Она представила себе жандармов, офицеров и всю эту гражданскую сутолоку, которую видела на фотографиях в газетах. Однако вестибюль вокзала был почти пуст, не видно было ни одного мундира – только одиночные военнослужащие с рюкзаками за спиной да несколько семей, сидевших среди кучи тюков.
Пьер подошел к кассе, потом вернулся к Франсуазе.
– Первый поезд отходит в шесть двенадцать. Я пойду садиться в шесть часов, чтобы занять сидячее место. – Он взял ее за руку. – Можно еще немного пройтись, – сказал он.
– Какой странный отъезд, – заметила Франсуаза. – Я не представляла себе такого, все выглядит абсолютно непринужденно.
– Да, нигде не ощущается никакого принуждения, – отозвался Пьер. – Я даже не получил клочка бумаги с вызовом, никто не приходил за мной, я справляюсь о времени моего поезда, вроде какого-нибудь гражданского, у меня складывается впечатление, будто я еду по собственной инициативе.
– А между тем известно, что ты не можешь остаться. Можно подумать, что тебя подталкивает внутренняя неизбежность, – сказала Франсуаза.
Они немного отошли от вокзала, небо над пустынными авеню было ясным и ласковым.
– Не видно больше ни одного такси, и метро не работает, – сказал Пьер. – Как ты будешь возвращаться?
– Пешком, – отвечала Франсуаза. – Зайду к Ксавьер, а потом приведу в порядок твой кабинет. – Голос ее дрожал. – Ты сразу же мне напишешь?
– Еще в поезде, – заверил ее Пьер. – Но письма наверняка придут не скоро. Ты будешь терпеливой?
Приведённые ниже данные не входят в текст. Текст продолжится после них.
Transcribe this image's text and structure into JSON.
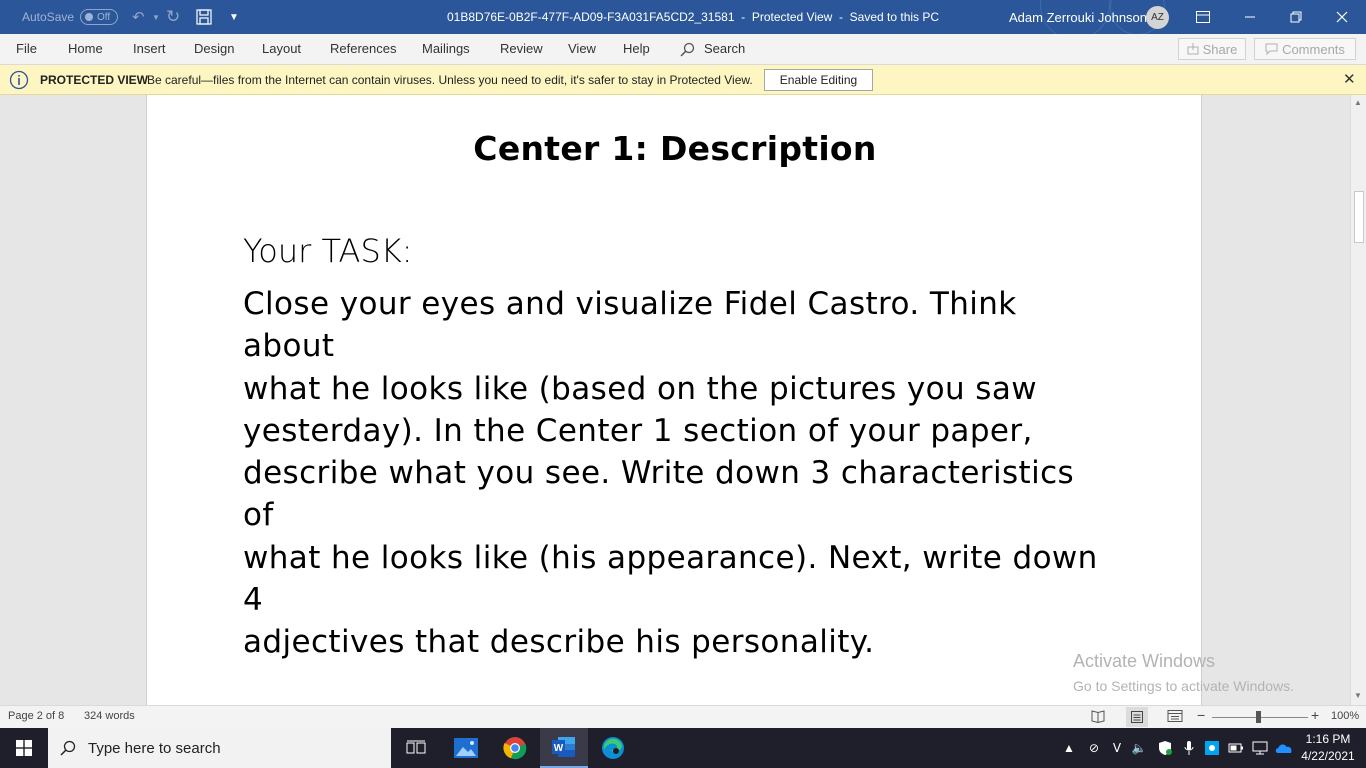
{
  "titlebar": {
    "autosave_label": "AutoSave",
    "autosave_state": "Off",
    "document_title": "01B8D76E-0B2F-477F-AD09-F3A031FA5CD2_31581  -  Protected View  -  Saved to this PC",
    "user_name": "Adam Zerrouki Johnson",
    "user_initials": "AZ"
  },
  "menu": {
    "tabs": [
      "File",
      "Home",
      "Insert",
      "Design",
      "Layout",
      "References",
      "Mailings",
      "Review",
      "View",
      "Help"
    ],
    "search_label": "Search",
    "share_label": "Share",
    "comments_label": "Comments"
  },
  "protected_view": {
    "title": "PROTECTED VIEW",
    "message": "Be careful—files from the Internet can contain viruses. Unless you need to edit, it's safer to stay in Protected View.",
    "enable_label": "Enable Editing"
  },
  "document": {
    "heading": "Center 1: Description",
    "task_label": "Your TASK:",
    "task_lines": [
      "Close your eyes and visualize Fidel Castro. Think about",
      "what he looks like (based on the pictures you saw",
      "yesterday). In the Center 1 section of your paper,",
      "describe what you see. Write down 3 characteristics of",
      "what he looks like (his appearance). Next, write down 4",
      "adjectives that describe his personality."
    ]
  },
  "watermark": {
    "title": "Activate Windows",
    "subtitle": "Go to Settings to activate Windows."
  },
  "statusbar": {
    "page_info": "Page 2 of 8",
    "word_count": "324 words",
    "zoom": "100%"
  },
  "taskbar": {
    "search_placeholder": "Type here to search",
    "time": "1:16 PM",
    "date": "4/22/2021"
  },
  "colors": {
    "word_blue": "#2b579a",
    "protected_bar": "#fdf6c3",
    "taskbar": "#1f1f2b"
  }
}
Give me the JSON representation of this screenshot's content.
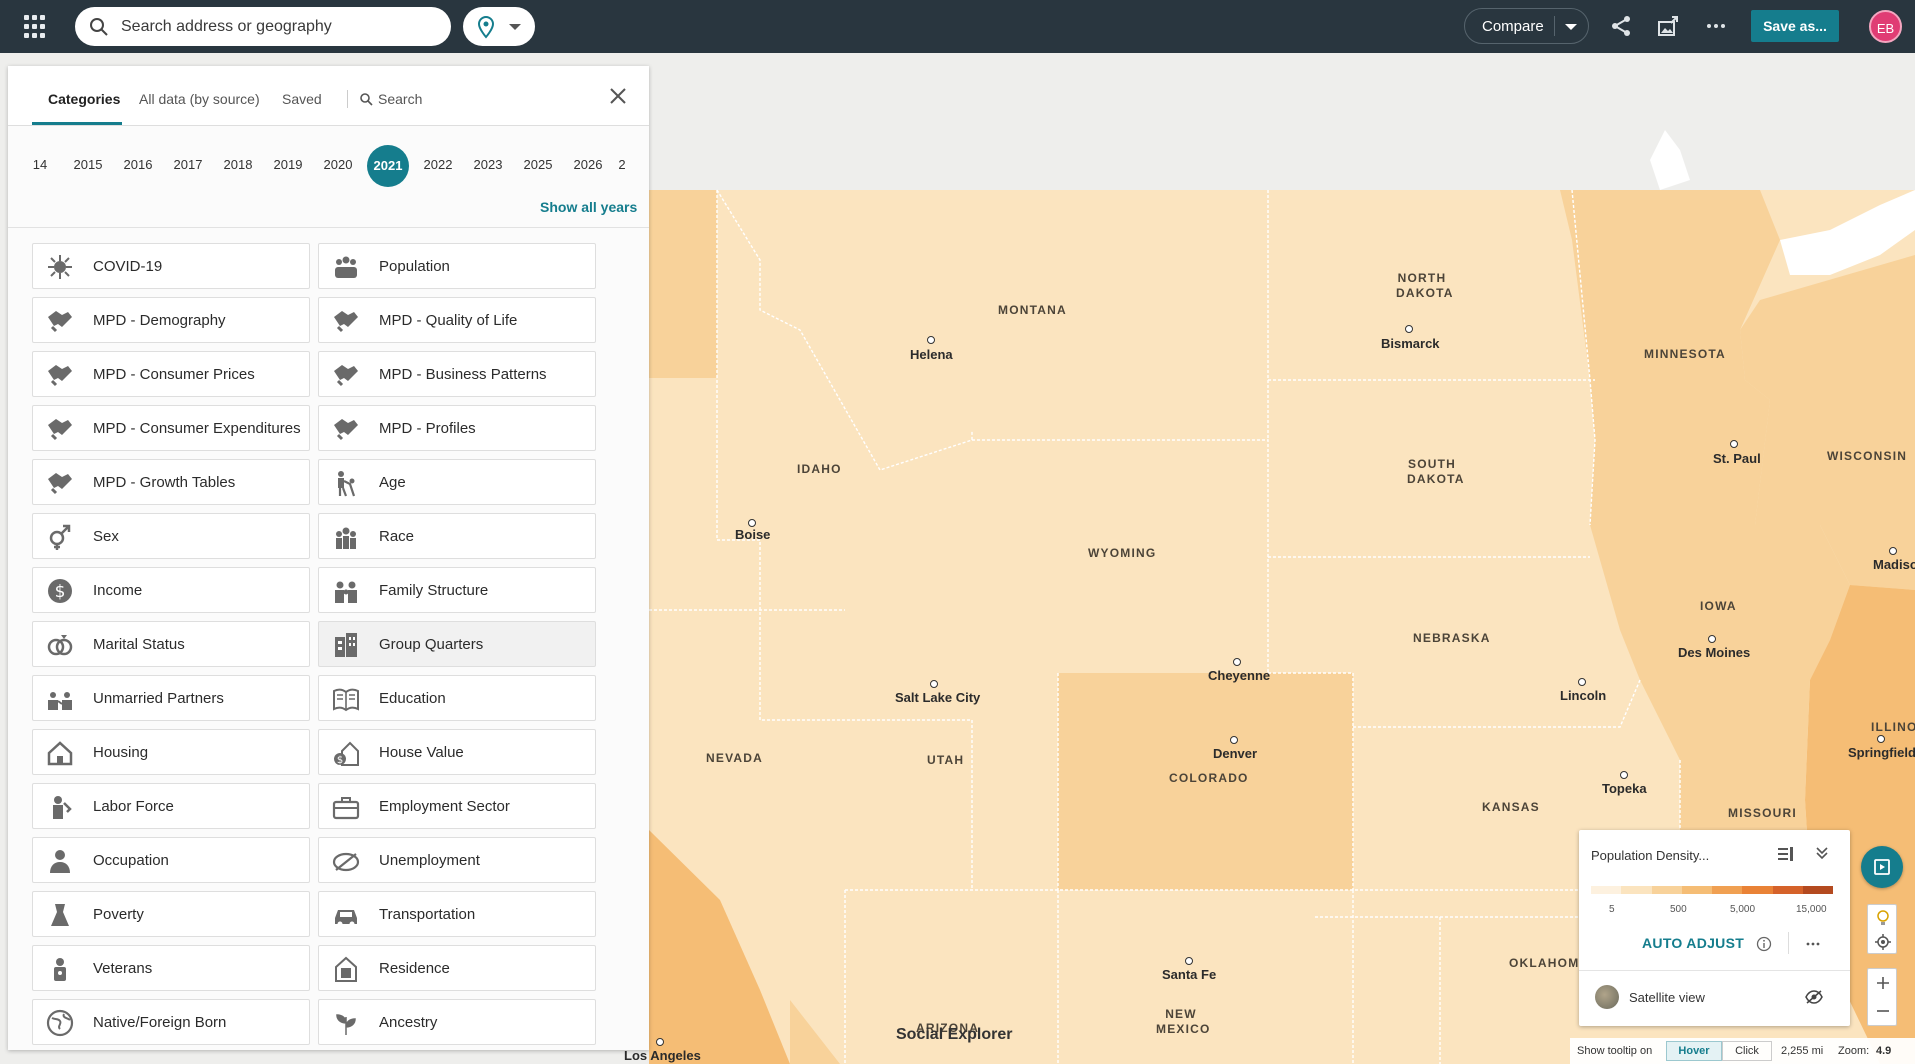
{
  "topbar": {
    "search_placeholder": "Search address or geography",
    "compare_label": "Compare",
    "save_label": "Save as...",
    "avatar_initials": "EB"
  },
  "panel": {
    "tabs": [
      {
        "label": "Categories",
        "active": true
      },
      {
        "label": "All data (by source)",
        "active": false
      },
      {
        "label": "Saved",
        "active": false
      },
      {
        "label": "Search",
        "active": false
      }
    ],
    "years": [
      "14",
      "2015",
      "2016",
      "2017",
      "2018",
      "2019",
      "2020",
      "2021",
      "2022",
      "2023",
      "2025",
      "2026",
      "2"
    ],
    "selected_year": "2021",
    "show_all_years": "Show all years",
    "categories_left": [
      {
        "label": "COVID-19",
        "icon": "virus-icon"
      },
      {
        "label": "MPD - Demography",
        "icon": "handshake-icon"
      },
      {
        "label": "MPD - Consumer Prices",
        "icon": "handshake-icon"
      },
      {
        "label": "MPD - Consumer Expenditures",
        "icon": "handshake-icon"
      },
      {
        "label": "MPD - Growth Tables",
        "icon": "handshake-icon"
      },
      {
        "label": "Sex",
        "icon": "gender-icon"
      },
      {
        "label": "Income",
        "icon": "dollar-icon"
      },
      {
        "label": "Marital Status",
        "icon": "rings-icon"
      },
      {
        "label": "Unmarried Partners",
        "icon": "partners-icon"
      },
      {
        "label": "Housing",
        "icon": "house-icon"
      },
      {
        "label": "Labor Force",
        "icon": "worker-icon"
      },
      {
        "label": "Occupation",
        "icon": "person-icon"
      },
      {
        "label": "Poverty",
        "icon": "poverty-icon"
      },
      {
        "label": "Veterans",
        "icon": "veteran-icon"
      },
      {
        "label": "Native/Foreign Born",
        "icon": "globe-icon"
      }
    ],
    "categories_right": [
      {
        "label": "Population",
        "icon": "people-icon"
      },
      {
        "label": "MPD - Quality of Life",
        "icon": "handshake-icon"
      },
      {
        "label": "MPD - Business Patterns",
        "icon": "handshake-icon"
      },
      {
        "label": "MPD - Profiles",
        "icon": "handshake-icon"
      },
      {
        "label": "Age",
        "icon": "age-icon"
      },
      {
        "label": "Race",
        "icon": "race-icon"
      },
      {
        "label": "Family Structure",
        "icon": "family-icon"
      },
      {
        "label": "Group Quarters",
        "icon": "building-icon"
      },
      {
        "label": "Education",
        "icon": "book-icon"
      },
      {
        "label": "House Value",
        "icon": "house-value-icon"
      },
      {
        "label": "Employment Sector",
        "icon": "briefcase-icon"
      },
      {
        "label": "Unemployment",
        "icon": "unemployment-icon"
      },
      {
        "label": "Transportation",
        "icon": "car-icon"
      },
      {
        "label": "Residence",
        "icon": "residence-icon"
      },
      {
        "label": "Ancestry",
        "icon": "tree-icon"
      }
    ]
  },
  "map": {
    "states": [
      {
        "name": "MONTANA"
      },
      {
        "name": "NORTH DAKOTA"
      },
      {
        "name": "MINNESOTA"
      },
      {
        "name": "IDAHO"
      },
      {
        "name": "SOUTH DAKOTA"
      },
      {
        "name": "WISCONSIN"
      },
      {
        "name": "WYOMING"
      },
      {
        "name": "IOWA"
      },
      {
        "name": "NEBRASKA"
      },
      {
        "name": "NEVADA"
      },
      {
        "name": "UTAH"
      },
      {
        "name": "COLORADO"
      },
      {
        "name": "KANSAS"
      },
      {
        "name": "MISSOURI"
      },
      {
        "name": "ILLINO"
      },
      {
        "name": "OKLAHOMA"
      },
      {
        "name": "NEW MEXICO"
      },
      {
        "name": "ARIZONA"
      }
    ],
    "cities": [
      {
        "name": "Helena"
      },
      {
        "name": "Bismarck"
      },
      {
        "name": "St. Paul"
      },
      {
        "name": "Boise"
      },
      {
        "name": "Madison"
      },
      {
        "name": "Des Moines"
      },
      {
        "name": "Cheyenne"
      },
      {
        "name": "Salt Lake City"
      },
      {
        "name": "Lincoln"
      },
      {
        "name": "Denver"
      },
      {
        "name": "Springfield"
      },
      {
        "name": "Topeka"
      },
      {
        "name": "Santa Fe"
      },
      {
        "name": "Los Angeles"
      }
    ],
    "brand": "Social Explorer"
  },
  "legend": {
    "title": "Population Density...",
    "ticks": [
      "5",
      "500",
      "5,000",
      "15,000"
    ],
    "colors": [
      "#fdf1df",
      "#fbe4bf",
      "#f8d29a",
      "#f5bd75",
      "#f0a052",
      "#e98236",
      "#d5622a",
      "#b44a20"
    ],
    "auto_adjust": "AUTO ADJUST",
    "satellite": "Satellite view"
  },
  "status": {
    "tooltip_label": "Show tooltip on",
    "hover": "Hover",
    "click": "Click",
    "distance": "2,255 mi",
    "zoom_label": "Zoom:",
    "zoom_value": "4.9"
  },
  "colors": {
    "accent": "#157d8d",
    "topbar": "#29363f",
    "map_light": "#fbe4bf",
    "map_mid": "#f8d29a"
  }
}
– О! Терпения у меня хоть отбавляй, – ответила она.
Они прошлись немного по бульвару. На рассвете спокойствие улиц казалось вполне нормальным, войны нигде не было. Были лишь эти объявления на стенах: одно большое с трехцветной лентой – воззвание к французскому народу – и скромное маленькое, украшенное черными и белыми флагами на белом фоне – приказ о всеобщей мобилизации.
– Мне надо идти, – сказал Пьер.
Они вошли внутрь вокзала. В объявлении над дверями сообщалось, что вход на перроны только для отъезжающих. У заграждения обнимались несколько пар, и при виде их слезы подступили к глазам Франсуазы. Став безликим, событие, которое она переживала, делалось осязаемым; на этих посторонних лицах, в их судорожных улыбках проявлялся весь трагизм разлуки. Она повернулась к Пьеру – ей не хотелось уступать волнению. Она вновь погрузилась в не поддающийся определению момент, горький и неуловимый вкус которого даже не был болью.
– До свидания, – сказал Пьер. Он ласково прижал ее к себе, взглянул на нее в последний раз и повернулся спиной.